HUYSE: Omdat ze er geen rekening mee houden dat elke transitie uniek is. Ze eisen dat er meteen met de grote middelen wordt gewerkt. Dat er meteen arrestatiebevelen worden uitgeschreven en dat er een proces op gang komt om zoveel mogelijk mensen te straffen. In zeer veel gevallen kan dat niet. Omdat de politieke situatie te fragiel is. Of omdat de nodige infrastructuur er simpelweg niet meer is. Rechters en advocaten zijn dood, of ze hebben zelf boter op hun hoofd - dat soort praktische bezwaren. In Ethiopië wilde men in 1991, onmiddellijk na de val van dictator Mengistu, meteen met straffen starten. Daar zitten veel mensen al sindsdien in de gevangenis zonder dat hun proces opschiet. Het land kan het niet aan.

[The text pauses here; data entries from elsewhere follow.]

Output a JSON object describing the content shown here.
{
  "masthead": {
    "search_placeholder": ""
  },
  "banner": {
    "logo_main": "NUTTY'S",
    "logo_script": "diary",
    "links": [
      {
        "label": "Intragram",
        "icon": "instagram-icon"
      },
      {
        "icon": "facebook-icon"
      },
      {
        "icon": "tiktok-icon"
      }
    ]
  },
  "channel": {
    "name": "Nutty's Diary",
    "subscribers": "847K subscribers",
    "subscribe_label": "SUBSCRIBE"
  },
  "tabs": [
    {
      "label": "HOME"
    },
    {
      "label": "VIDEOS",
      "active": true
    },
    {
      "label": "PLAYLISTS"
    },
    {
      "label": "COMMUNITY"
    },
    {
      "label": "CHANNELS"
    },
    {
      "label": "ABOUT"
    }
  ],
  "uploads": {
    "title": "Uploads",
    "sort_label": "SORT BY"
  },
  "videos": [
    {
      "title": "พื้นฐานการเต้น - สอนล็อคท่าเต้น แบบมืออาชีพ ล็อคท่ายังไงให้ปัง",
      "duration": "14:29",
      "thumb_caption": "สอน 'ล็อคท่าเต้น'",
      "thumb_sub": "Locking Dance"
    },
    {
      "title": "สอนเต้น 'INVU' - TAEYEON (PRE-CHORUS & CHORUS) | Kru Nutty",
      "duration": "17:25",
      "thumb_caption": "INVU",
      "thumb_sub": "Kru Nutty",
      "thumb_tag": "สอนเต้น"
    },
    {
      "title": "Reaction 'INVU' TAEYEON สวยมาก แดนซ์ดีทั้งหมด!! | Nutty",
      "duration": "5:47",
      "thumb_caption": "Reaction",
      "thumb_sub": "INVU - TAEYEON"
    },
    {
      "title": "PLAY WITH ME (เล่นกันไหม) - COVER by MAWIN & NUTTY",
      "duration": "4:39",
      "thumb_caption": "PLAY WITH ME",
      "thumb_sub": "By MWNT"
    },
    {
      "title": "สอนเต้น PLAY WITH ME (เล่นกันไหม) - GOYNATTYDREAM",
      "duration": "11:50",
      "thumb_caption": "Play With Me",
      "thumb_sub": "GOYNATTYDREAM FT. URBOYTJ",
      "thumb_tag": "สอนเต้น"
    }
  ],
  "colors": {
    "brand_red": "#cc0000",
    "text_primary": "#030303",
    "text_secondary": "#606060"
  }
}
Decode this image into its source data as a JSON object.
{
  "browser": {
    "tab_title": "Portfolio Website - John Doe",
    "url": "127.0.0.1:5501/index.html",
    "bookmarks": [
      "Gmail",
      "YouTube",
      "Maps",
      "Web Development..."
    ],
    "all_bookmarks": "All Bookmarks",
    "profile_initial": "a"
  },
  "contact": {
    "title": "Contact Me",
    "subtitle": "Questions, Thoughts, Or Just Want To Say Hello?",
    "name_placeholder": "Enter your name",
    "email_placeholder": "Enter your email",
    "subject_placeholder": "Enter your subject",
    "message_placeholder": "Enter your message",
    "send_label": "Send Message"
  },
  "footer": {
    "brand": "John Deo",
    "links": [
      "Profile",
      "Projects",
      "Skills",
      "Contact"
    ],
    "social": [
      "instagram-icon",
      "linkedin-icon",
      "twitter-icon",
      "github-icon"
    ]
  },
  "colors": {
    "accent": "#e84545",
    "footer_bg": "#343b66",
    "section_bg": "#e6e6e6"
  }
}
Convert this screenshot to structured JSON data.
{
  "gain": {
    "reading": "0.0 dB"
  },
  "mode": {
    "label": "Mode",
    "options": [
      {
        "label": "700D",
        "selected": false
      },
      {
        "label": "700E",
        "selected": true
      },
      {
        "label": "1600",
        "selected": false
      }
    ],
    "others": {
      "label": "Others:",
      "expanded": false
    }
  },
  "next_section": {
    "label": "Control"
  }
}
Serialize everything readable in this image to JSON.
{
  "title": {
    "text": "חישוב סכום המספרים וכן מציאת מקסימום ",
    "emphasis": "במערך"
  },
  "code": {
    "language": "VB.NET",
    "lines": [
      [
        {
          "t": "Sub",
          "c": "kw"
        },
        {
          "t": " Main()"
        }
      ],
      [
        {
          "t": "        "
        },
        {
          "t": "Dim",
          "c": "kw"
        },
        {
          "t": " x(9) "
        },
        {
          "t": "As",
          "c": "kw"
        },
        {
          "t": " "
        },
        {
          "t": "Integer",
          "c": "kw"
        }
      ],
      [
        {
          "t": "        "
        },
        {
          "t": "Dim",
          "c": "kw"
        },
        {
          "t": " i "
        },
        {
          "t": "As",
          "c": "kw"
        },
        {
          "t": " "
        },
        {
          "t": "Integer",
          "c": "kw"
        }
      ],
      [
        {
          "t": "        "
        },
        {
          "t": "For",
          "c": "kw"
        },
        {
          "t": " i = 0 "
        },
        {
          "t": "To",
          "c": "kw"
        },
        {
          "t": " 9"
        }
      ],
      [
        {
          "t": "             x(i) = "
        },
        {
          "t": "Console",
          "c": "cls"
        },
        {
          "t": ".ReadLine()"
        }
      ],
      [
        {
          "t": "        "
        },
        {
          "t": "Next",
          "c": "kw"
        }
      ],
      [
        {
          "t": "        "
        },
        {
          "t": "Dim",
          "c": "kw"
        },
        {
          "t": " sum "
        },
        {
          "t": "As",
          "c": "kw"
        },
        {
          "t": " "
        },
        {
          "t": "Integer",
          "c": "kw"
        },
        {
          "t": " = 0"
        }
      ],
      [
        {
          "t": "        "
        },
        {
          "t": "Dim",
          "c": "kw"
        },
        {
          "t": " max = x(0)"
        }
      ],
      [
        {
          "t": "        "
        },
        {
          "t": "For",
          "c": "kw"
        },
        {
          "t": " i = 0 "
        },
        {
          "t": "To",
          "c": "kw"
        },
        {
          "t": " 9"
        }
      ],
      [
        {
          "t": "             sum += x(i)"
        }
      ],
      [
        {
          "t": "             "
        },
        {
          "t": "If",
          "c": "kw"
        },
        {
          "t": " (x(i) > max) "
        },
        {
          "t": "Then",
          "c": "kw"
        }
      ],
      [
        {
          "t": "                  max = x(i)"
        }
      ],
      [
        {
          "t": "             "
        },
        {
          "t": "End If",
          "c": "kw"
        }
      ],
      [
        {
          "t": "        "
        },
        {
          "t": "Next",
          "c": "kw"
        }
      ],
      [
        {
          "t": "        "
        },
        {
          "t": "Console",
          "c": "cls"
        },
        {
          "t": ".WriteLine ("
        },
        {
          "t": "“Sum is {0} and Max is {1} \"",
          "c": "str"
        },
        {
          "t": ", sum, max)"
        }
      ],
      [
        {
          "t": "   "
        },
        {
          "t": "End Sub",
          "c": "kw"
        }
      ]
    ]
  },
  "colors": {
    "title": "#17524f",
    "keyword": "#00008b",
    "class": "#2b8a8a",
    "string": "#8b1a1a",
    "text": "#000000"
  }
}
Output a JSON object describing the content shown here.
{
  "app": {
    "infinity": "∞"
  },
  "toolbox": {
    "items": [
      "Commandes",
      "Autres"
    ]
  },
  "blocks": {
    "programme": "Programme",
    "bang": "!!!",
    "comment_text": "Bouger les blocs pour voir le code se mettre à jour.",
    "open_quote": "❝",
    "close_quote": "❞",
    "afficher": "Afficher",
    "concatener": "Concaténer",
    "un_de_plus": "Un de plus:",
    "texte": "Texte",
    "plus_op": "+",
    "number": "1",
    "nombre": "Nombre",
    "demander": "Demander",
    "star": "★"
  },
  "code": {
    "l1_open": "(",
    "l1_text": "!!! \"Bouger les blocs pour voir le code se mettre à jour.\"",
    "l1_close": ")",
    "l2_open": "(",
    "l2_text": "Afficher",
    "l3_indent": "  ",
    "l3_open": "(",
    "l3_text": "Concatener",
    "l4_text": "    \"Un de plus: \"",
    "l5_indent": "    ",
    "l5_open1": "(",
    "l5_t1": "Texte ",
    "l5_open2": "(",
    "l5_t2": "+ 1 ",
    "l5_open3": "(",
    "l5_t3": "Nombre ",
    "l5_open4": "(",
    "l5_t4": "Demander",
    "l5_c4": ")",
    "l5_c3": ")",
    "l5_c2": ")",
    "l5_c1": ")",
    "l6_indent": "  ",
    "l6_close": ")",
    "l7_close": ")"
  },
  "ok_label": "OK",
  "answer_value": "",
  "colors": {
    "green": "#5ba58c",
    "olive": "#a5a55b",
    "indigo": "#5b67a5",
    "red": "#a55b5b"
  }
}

Zoals in Rwanda na de genocide van 1994?

HUYSE: Daar is uitgerekend dat het vonnissen van alle gevangenen met de eigen tribunalen nog driehonderd jaar kan duren. Burundi is in het vredesakkoord van Arusha op aansturen van Nelson Mandela verplicht om een waarheidscommissie naar Zuid-Afrikaans model op te richten. Om dingen te doen die zo'n door en door getekend land nu niet kan opbrengen. Die ngo's hebben veel te weinig aandacht voor het lokale, voor het delicate van veel van die transities. Veel Afrikaanse landen hebben eigen tradities van verzoening, die hen zouden kunnen helpen bij het omgaan met een verleden van schendingen van mensenrechten. Daar ligt een onontgonnen mijn van mogelijkheden.

Bijvoorbeeld?

HUYSE: Noord-Uganda is een mooi voorbeeld. De oorlog is nog niet afgelopen, maar er komen toch al honderden, soms duizenden mensen terug naar hun gemeenschap. Onder hen ook zeer veel kindsoldaten. Je kunt met de re-integratie van die jongeren niet wachten tot er van overheidswege een omvattend beleid is opgezet. Dan kun je beter werken met de rituelen die daar al lang aanwezig zijn om plaatselijke, miniverzoeningen mogelijk te maken.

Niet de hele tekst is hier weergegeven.